Secondly, the Medicare HMO may not pay for the services that Medicare was paying for and suddenly the payment for the same physicians appointment has increased. Again, who is to blame? Again, the Physician’s Office. “Why are you charging more for the same treatment I received last month under Medicare?” We are not charging more, your Insurance company is covering less of the bill. The charges are the same; there has been a change in how the bill is divided between the insurance company and the patient. This also relates back to why we cannot tell each patient what their care will cost prior to the appointment. Each insurance company pays based on it’s own internal calculations, and many time the physician’s office will not know the cost to the patient until the Explanation of Benefits (EOB) arrives in the mail.

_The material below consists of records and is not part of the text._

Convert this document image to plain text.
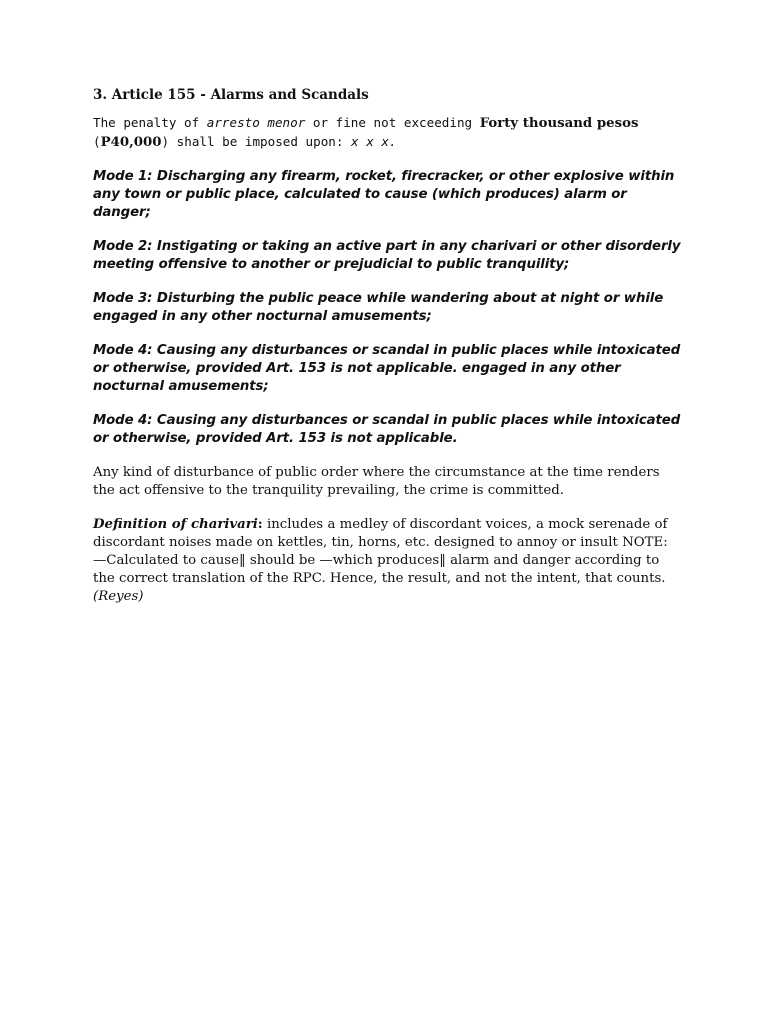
3. Article 155 - Alarms and Scandals

The penalty of arresto menor or fine not exceeding Forty thousand pesos (P40,000) shall be imposed upon: x x x.

Mode 1: Discharging any firearm, rocket, firecracker, or other explosive within any town or public place, calculated to cause (which produces) alarm or danger;

Mode 2: Instigating or taking an active part in any charivari or other disorderly meeting offensive to another or prejudicial to public tranquility;

Mode 3: Disturbing the public peace while wandering about at night or while engaged in any other nocturnal amusements;

Mode 4: Causing any disturbances or scandal in public places while intoxicated or otherwise, provided Art. 153 is not applicable. engaged in any other nocturnal amusements;

Mode 4: Causing any disturbances or scandal in public places while intoxicated or otherwise, provided Art. 153 is not applicable.

Any kind of disturbance of public order where the circumstance at the time renders the act offensive to the tranquility prevailing, the crime is committed.

Definition of charivari: includes a medley of discordant voices, a mock serenade of discordant noises made on kettles, tin, horns, etc. designed to annoy or insult NOTE: —Calculated to cause‖ should be —which produces‖ alarm and danger according to the correct translation of the RPC. Hence, the result, and not the intent, that counts. (Reyes)
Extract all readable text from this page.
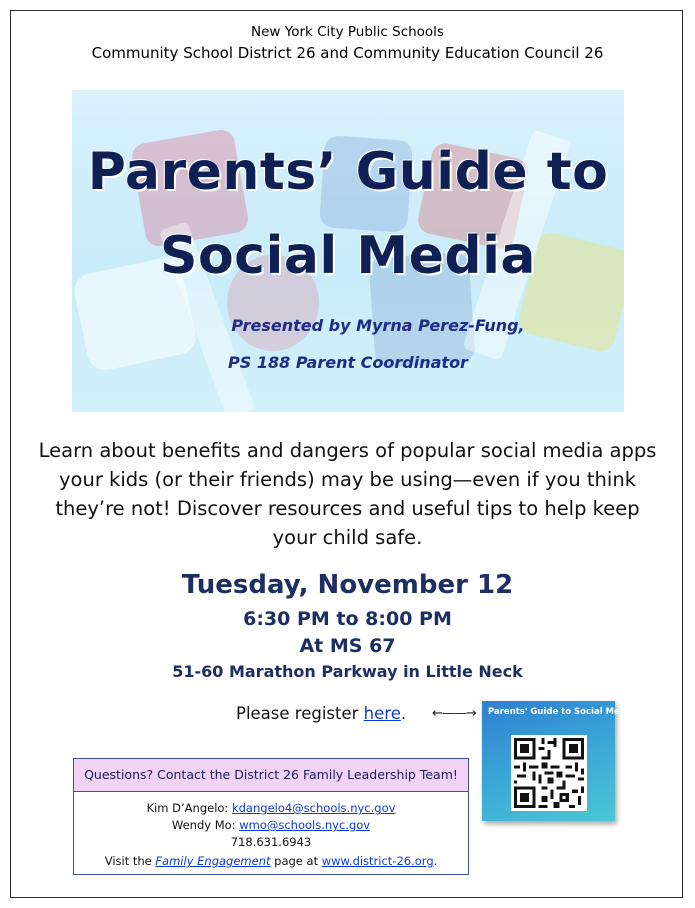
New York City Public Schools
Community School District 26 and Community Education Council 26
Parents’ Guide to
Social Media
Presented by Myrna Perez-Fung,
PS 188 Parent Coordinator
Learn about benefits and dangers of popular social media apps your kids (or their friends) may be using—even if you think they’re not! Discover resources and useful tips to help keep your child safe.
Tuesday, November 12
6:30 PM to 8:00 PM
At MS 67
51-60 Marathon Parkway in Little Neck
Please register here. ←——→ Parents' Guide to Social Media
Questions? Contact the District 26 Family Leadership Team!
Kim D’Angelo: kdangelo4@schools.nyc.gov
Wendy Mo: wmo@schools.nyc.gov
718.631.6943
Visit the Family Engagement page at www.district-26.org.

What this article tiptoes around, but what I tell my patients, is that the patient is responsible for all the aspects of their own health care. This means understanding the insurance policy prior to signing anything, knowing if your doctor is in-network or out-of-network (i.e. takes your insurance or does not take your insurance) and finally, you the patient are ultimately responsible for all health care costs incurred by you.
I would like to thank Hank for letting me inform your audience.